If the most important thing you have to say about yourself is "I went to University somewhere you've not heard of", that's going to create a poor first impression.
You say that:
The thing is, I have the longest experience among all of them, at a known company.
So if you think your experience tells a better story of who you are and how you're qualified than your attendance at an educational establishment, why isn't your experience section first?
My website is not even visited in the time period between submission and application rejection. So they are not even checking it, even though it is near my contact details at the top of my cv.
You will put hours into your CV and read and care about every word. Employers won't. They will look for the highlights, and that means you need to communicate what you can offer as quickly and concisely as possible. You also need to avoid unforced errors which leave a bad impression.
Recruiting managers probably won't visit your website unless they've decided to interview, and even then, don't count on it. They might not spend more than a couple of minutes looking at any one CV, and they will probably skip the contacts section. They only want to contact you if the rest of your CV tells them they want to interview you.

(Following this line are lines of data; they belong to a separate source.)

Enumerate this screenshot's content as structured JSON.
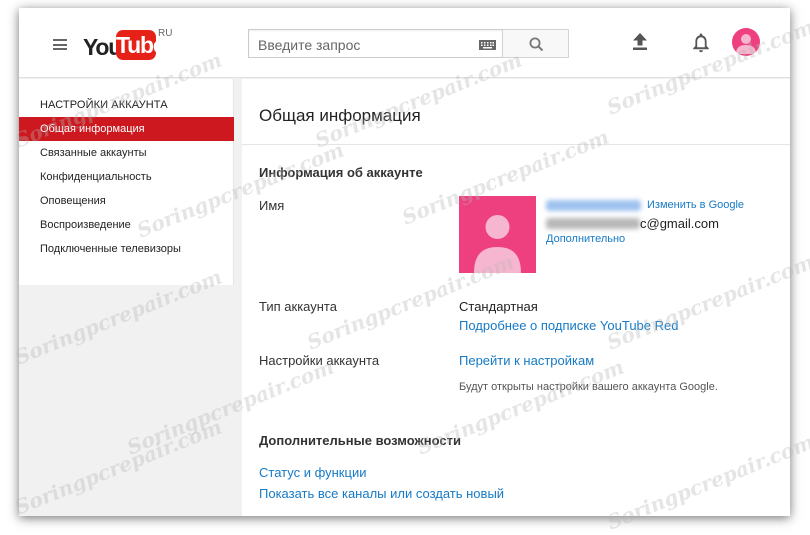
{
  "header": {
    "logo_you": "You",
    "logo_tube": "Tube",
    "logo_region": "RU",
    "search_placeholder": "Введите запрос",
    "icons": [
      "menu-icon",
      "keyboard-icon",
      "search-icon",
      "upload-icon",
      "bell-icon",
      "avatar-icon"
    ]
  },
  "sidebar": {
    "title": "НАСТРОЙКИ АККАУНТА",
    "items": [
      {
        "label": "Общая информация",
        "active": true
      },
      {
        "label": "Связанные аккаунты",
        "active": false
      },
      {
        "label": "Конфиденциальность",
        "active": false
      },
      {
        "label": "Оповещения",
        "active": false
      },
      {
        "label": "Воспроизведение",
        "active": false
      },
      {
        "label": "Подключенные телевизоры",
        "active": false
      }
    ]
  },
  "main": {
    "title": "Общая информация",
    "account_info": {
      "section_title": "Информация об аккаунте",
      "name_label": "Имя",
      "edit_link": "Изменить в Google",
      "email_visible_part": "c@gmail.com",
      "more_link": "Дополнительно",
      "account_type_label": "Тип аккаунта",
      "account_type_value": "Стандартная",
      "account_type_link": "Подробнее о подписке YouTube Red",
      "account_settings_label": "Настройки аккаунта",
      "account_settings_link": "Перейти к настройкам",
      "account_settings_note": "Будут открыты настройки вашего аккаунта Google."
    },
    "extra": {
      "section_title": "Дополнительные возможности",
      "links": [
        "Статус и функции",
        "Показать все каналы или создать новый"
      ]
    }
  },
  "watermark": "Soringpcrepair.com",
  "colors": {
    "brand_red": "#e62117",
    "active_red": "#cc181e",
    "link_blue": "#167ac6",
    "avatar_pink": "#ee3f7f"
  }
}
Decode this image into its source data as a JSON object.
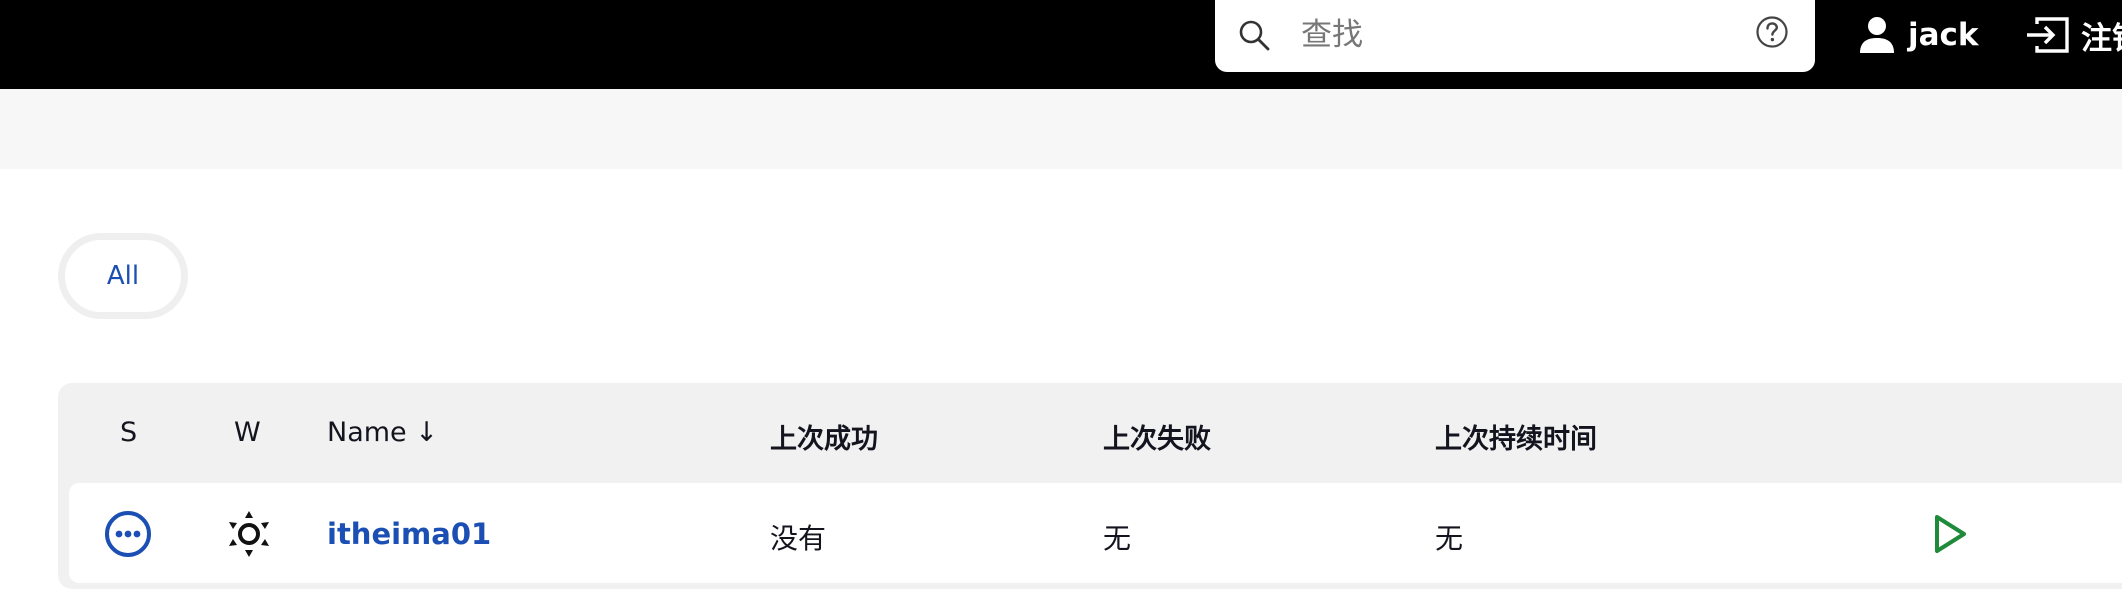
{
  "header": {
    "search": {
      "placeholder": "查找"
    },
    "user": {
      "name": "jack"
    },
    "logout": {
      "label": "注销"
    }
  },
  "views": {
    "tabs": [
      {
        "label": "All"
      }
    ]
  },
  "jobs_table": {
    "columns": {
      "status": "S",
      "weather": "W",
      "name": "Name ↓",
      "last_success": "上次成功",
      "last_failure": "上次失败",
      "last_duration": "上次持续时间"
    },
    "rows": [
      {
        "status_icon": "not-built-icon",
        "weather_icon": "sunny-icon",
        "name": "itheima01",
        "last_success": "没有",
        "last_failure": "无",
        "last_duration": "无",
        "action_icon": "build-play-icon"
      }
    ]
  },
  "colors": {
    "accent": "#1b4fb4",
    "run": "#1e8a3a",
    "topbar": "#000000"
  }
}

Can a low prestige university name be a deal breaker on my resume?
It can certainly affect your chances, although what might be especially important in any technical context is if the course has a poor reputation in the subjects they care about.
If you're applying to over 20 jobs and consistently getting rejections, that suggests there is something odd about your applications. It might be your university, but it could also any of be a host of other things. Normally there's no way of knowing why you've not been shortlisted. But if it is university, well, you can't do much about it - focus more on the things you can do something about.
- Do you follow the application instructions? e.g. if they ask for a cover letter and CV, do you send both?
- Are your applications professional, presentable, accurate and understandable, including spelling, grammar, typesetting, etc.?
- Does your application demonstrate you will be able to the criteria marked 'essential' on the job advertisement?
- Does your application demonstrate you have been entrusted with a level of responsibility substantially similar to that of the job advertised?
- Do you just list your current job title and dates worked, or do you summarise your responsibilities and achievements?
- When you talk about projects, do you communicate what you did, what you used, what difficulties you overcame, or merely that you "worked on" something?
Find a couple of your contacts (preferably the ones who got good jobs) and ask them if they would mind looking over your CV to see if there are any gaps or red flags.
If you can give the impression "I already know how to do this job - I'm doing something similar already", then for most jobs - certainly development jobs - that's a far better indicator of whether you're likely to be a good fit for the job than university attendance.